A spectrum of effort

Yet some discipline is required in order to practice at all.  Furthermore, it seems likely that a complete ‘go with the flow’ attitude whether on the mat or in our wider inquiries may simply perpetuate or even reinforce existing patterns and habits.  For example, if back bending is challenging to me and I avoid it wherever possible, I simply reinforce my forward bending attraction / ability and solidify my back bending aversion / inability.  Nothing changes other than my patterns get more entrenched.

The idea of Tapas as ‘right effort’ or ‘enthusiasm’ seems to offer a middle way between the extremes of obsessive action and drifting or half hearted effort.  Right effort in this context might be seen as “enthusiastic engagement, with a sense of clear intention and an objective review of outcomes”.

Thich Nhat Hanh teaches that ‘right effort’ is “nourished by joy and interest’, and lies between the extremes of austerity and sensual indulgence.  In the context of practice and indeed life in general, he suggests that joy and ease should also be part of how we gauge ‘success’.   If they are not arising he encourages students to consider whether they need to adjust their efforts.

Tapas in the context of asana therefore, might be seen as enthusiastic engagement without grasping or aversion, but with a clear sense of intention in our practice.  Walking the path between obsessive practice and failing to turn up.  Perhaps also practicing with the aim of living well rather than living with the aim of practicing well (a vibrant intention)!

Markers of success

As Thich Nhat Hanh suggests, we can gauge our success at least in part by the development of joy and ease.  This does not imply limp and lazy however.  Joy and ease can apply to the somersaulting trampolinist, the fiery strength of ujjayi breathing and the wild liberation of a flat out sprint or an uninhibited dance.  As well as the ‘’ahh” sensation of savasana.  Right effort does not mean no effort – it implies ‘optimum effort’, the channelling and wholehearted commitment of what is needed at any moment, and no more.  It generates grace in both action and inaction.
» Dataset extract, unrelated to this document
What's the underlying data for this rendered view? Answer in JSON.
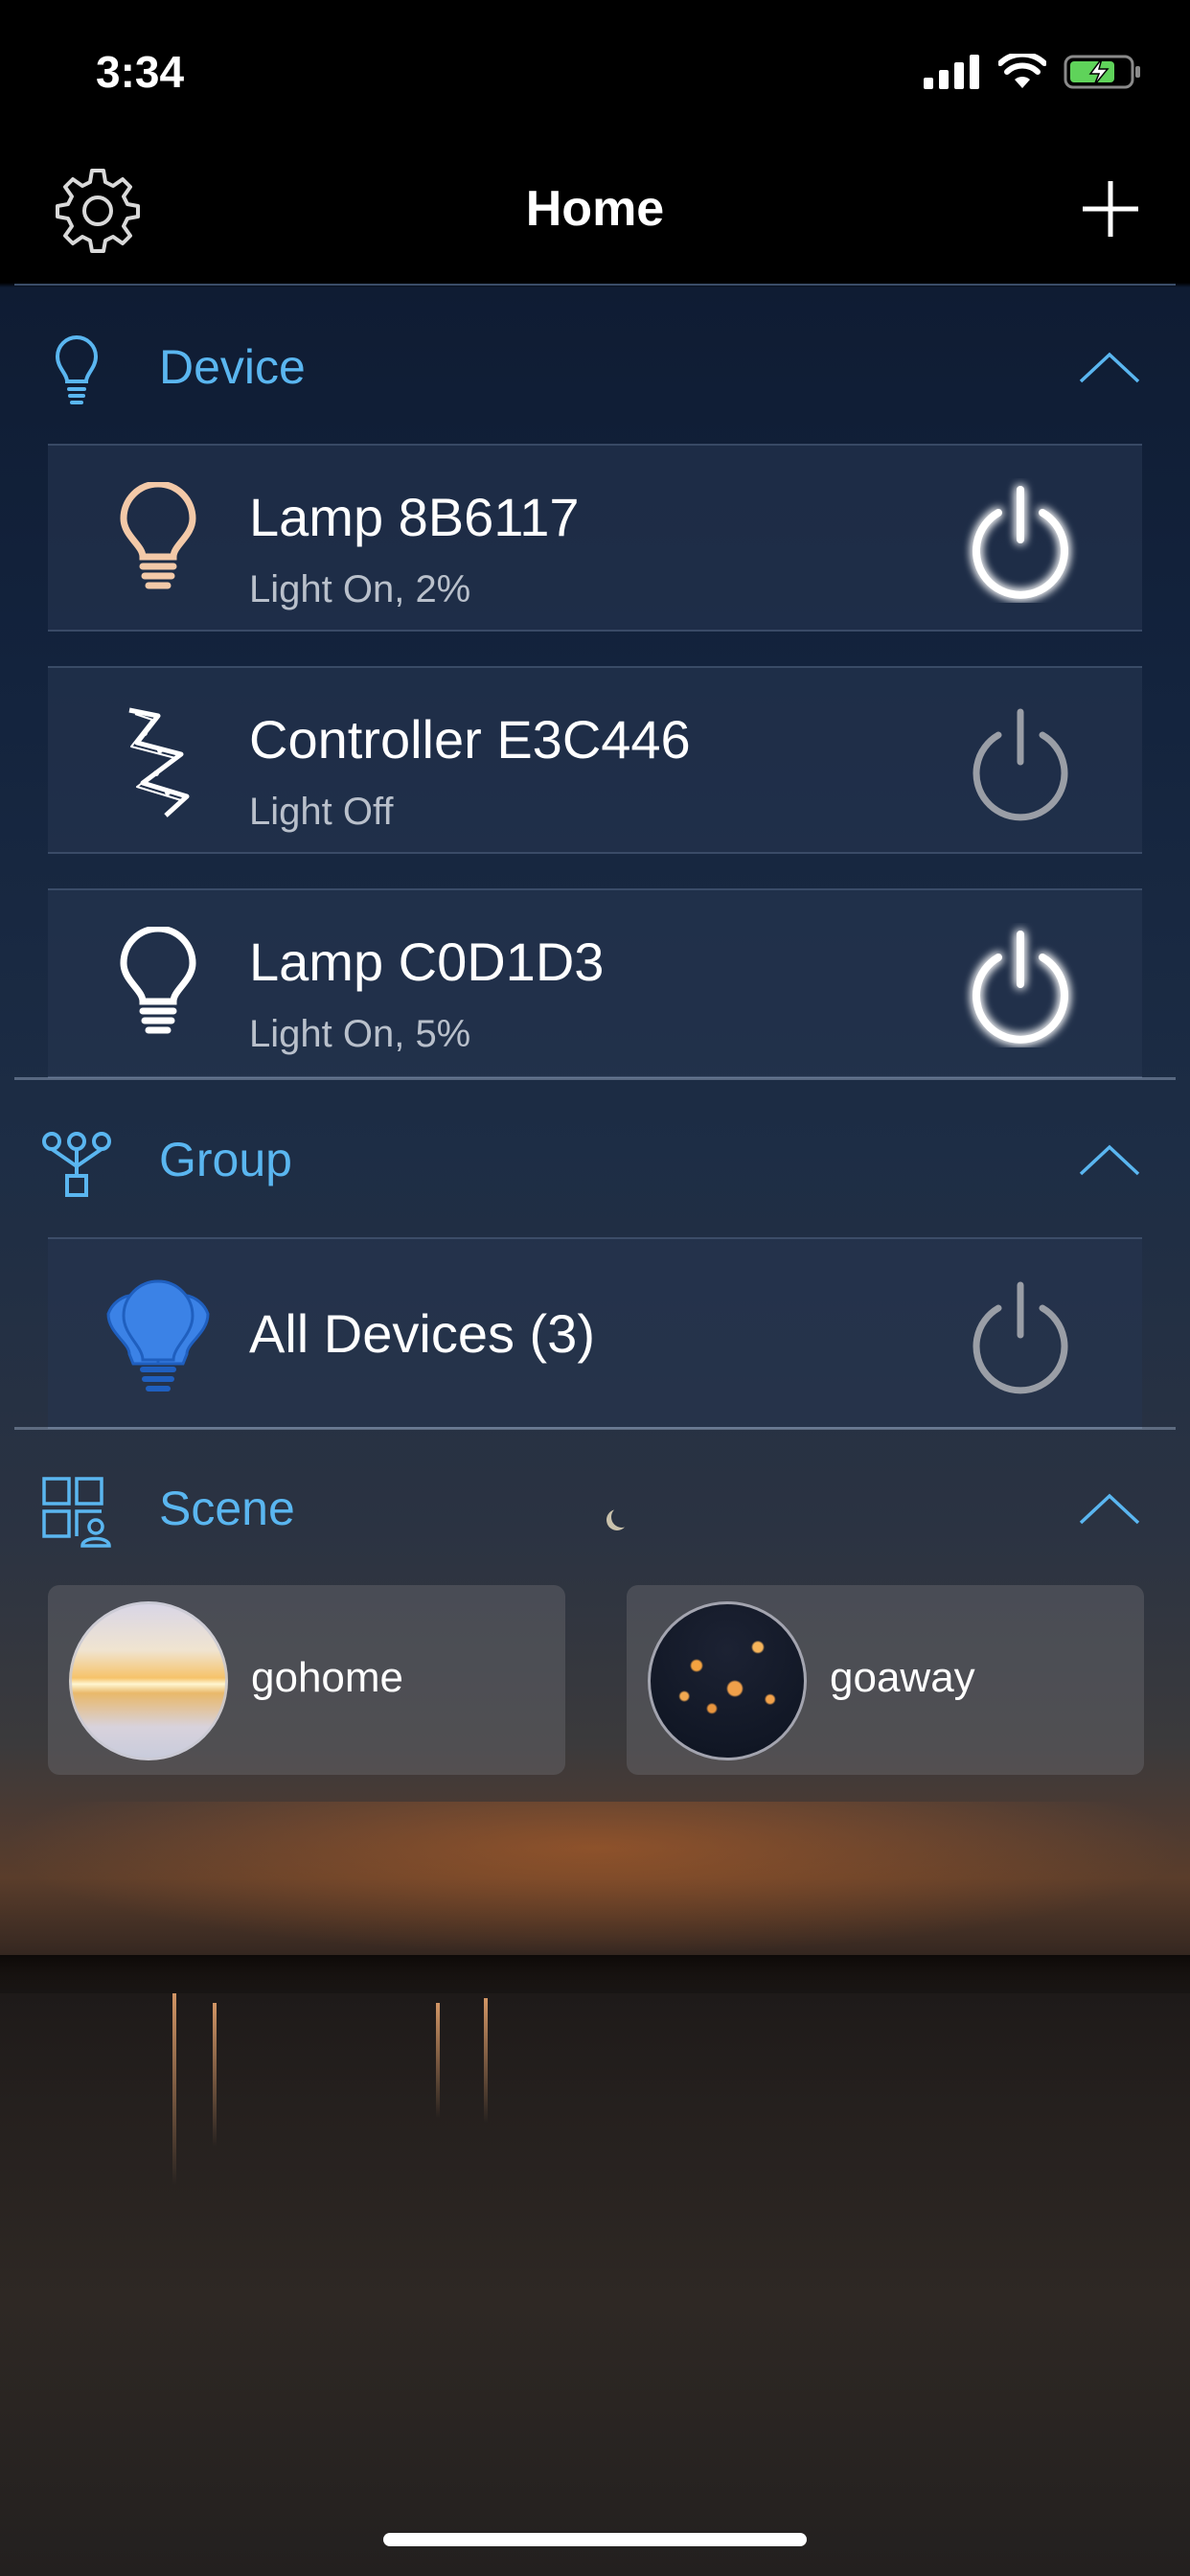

In my own practice and indeed life, I have recognised a personal pattern in relation to this spectrum of effort which involves a kind of trial and error search for right effort.  Recognising that I’m trying too hard, I do less, overshoot, realise I’m doing too little, ramp it up, overdo it, correct again and so on….generally getting closer to the illusive ‘optimum’, to grace.
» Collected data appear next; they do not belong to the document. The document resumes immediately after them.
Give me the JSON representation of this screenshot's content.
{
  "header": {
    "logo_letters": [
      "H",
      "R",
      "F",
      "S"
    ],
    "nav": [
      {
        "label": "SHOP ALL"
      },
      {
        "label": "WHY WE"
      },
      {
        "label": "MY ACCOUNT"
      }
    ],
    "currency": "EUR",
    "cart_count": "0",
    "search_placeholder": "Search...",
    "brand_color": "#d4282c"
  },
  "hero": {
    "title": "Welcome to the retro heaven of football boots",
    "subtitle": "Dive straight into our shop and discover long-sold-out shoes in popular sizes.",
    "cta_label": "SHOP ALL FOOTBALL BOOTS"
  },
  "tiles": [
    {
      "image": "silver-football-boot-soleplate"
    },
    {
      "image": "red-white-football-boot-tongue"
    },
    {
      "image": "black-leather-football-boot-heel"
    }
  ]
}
Perhaps such grace is what is meant by the ‘mastery of the body and sense organs’ in II.43.  If so, Tapas seeks to eliminate wasted effort in the form of muscles, thoughts, fears, desires, – all of which might be considered patterns of the body-mind with the potential to hinder or obstruct an inherent state of grace.

We may literally sweat out our toxins or watch our tissues become firm and lithe, our joints strong and fluid.  The psycho-emotional toxins are less easy to see dripping onto our yoga mat but they are certainly as important as any physical impurities.  Fear, self-doubt, arrogance, rigid views etc.  All can act as obstacles to joy and ease.  Tapas in the form of commitment, enthusiasm and perhaps most importantly curious acceptance, is key to excavating these deep roots of self limitation.  Perhaps with considerable support from ahimsa (non-harming), santosha (contentment) and satya (truthfulness).
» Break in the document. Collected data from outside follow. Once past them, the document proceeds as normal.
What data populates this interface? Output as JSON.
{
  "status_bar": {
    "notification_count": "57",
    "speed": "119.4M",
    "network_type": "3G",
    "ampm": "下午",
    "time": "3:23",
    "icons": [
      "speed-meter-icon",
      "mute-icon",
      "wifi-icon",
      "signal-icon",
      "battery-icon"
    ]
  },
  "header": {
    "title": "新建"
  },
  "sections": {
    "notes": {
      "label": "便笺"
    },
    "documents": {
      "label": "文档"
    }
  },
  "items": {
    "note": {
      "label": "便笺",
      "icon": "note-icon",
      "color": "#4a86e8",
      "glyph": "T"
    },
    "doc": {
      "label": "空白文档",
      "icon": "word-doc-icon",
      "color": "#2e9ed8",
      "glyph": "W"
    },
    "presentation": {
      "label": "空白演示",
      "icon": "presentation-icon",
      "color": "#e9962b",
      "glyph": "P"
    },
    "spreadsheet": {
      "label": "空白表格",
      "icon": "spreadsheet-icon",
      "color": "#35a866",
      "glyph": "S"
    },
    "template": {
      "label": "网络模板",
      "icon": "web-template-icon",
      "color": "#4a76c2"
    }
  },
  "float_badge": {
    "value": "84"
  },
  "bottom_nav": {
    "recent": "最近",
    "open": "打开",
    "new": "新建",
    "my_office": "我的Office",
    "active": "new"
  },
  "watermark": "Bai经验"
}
Tapas on and off the yoga mat

All this leads to my proposal of Tapas as ‘enthusiasm’ with ‘vibrant intention’.  This avoids the rigidity and exclusion towards which I feel drawn when using the terms ‘austerity’ and ‘intense discipline’.  Furthermore, my gauge of ‘the superb refinement of the body and senses’ (II.43) is wider than a graceful down dog, headstand or any other asana.  I acknowledge that this a function of my Tapas intention and yours might be very different. For me though the best evidence that Tapas / Right Effort is achieving its purpose is the prevalence of joy, ease and grace in my experience of work, leisure, relationships, bad drivers, ‘inconsiderate’ weather, etc.  As always, some areas of practice are more successful than others!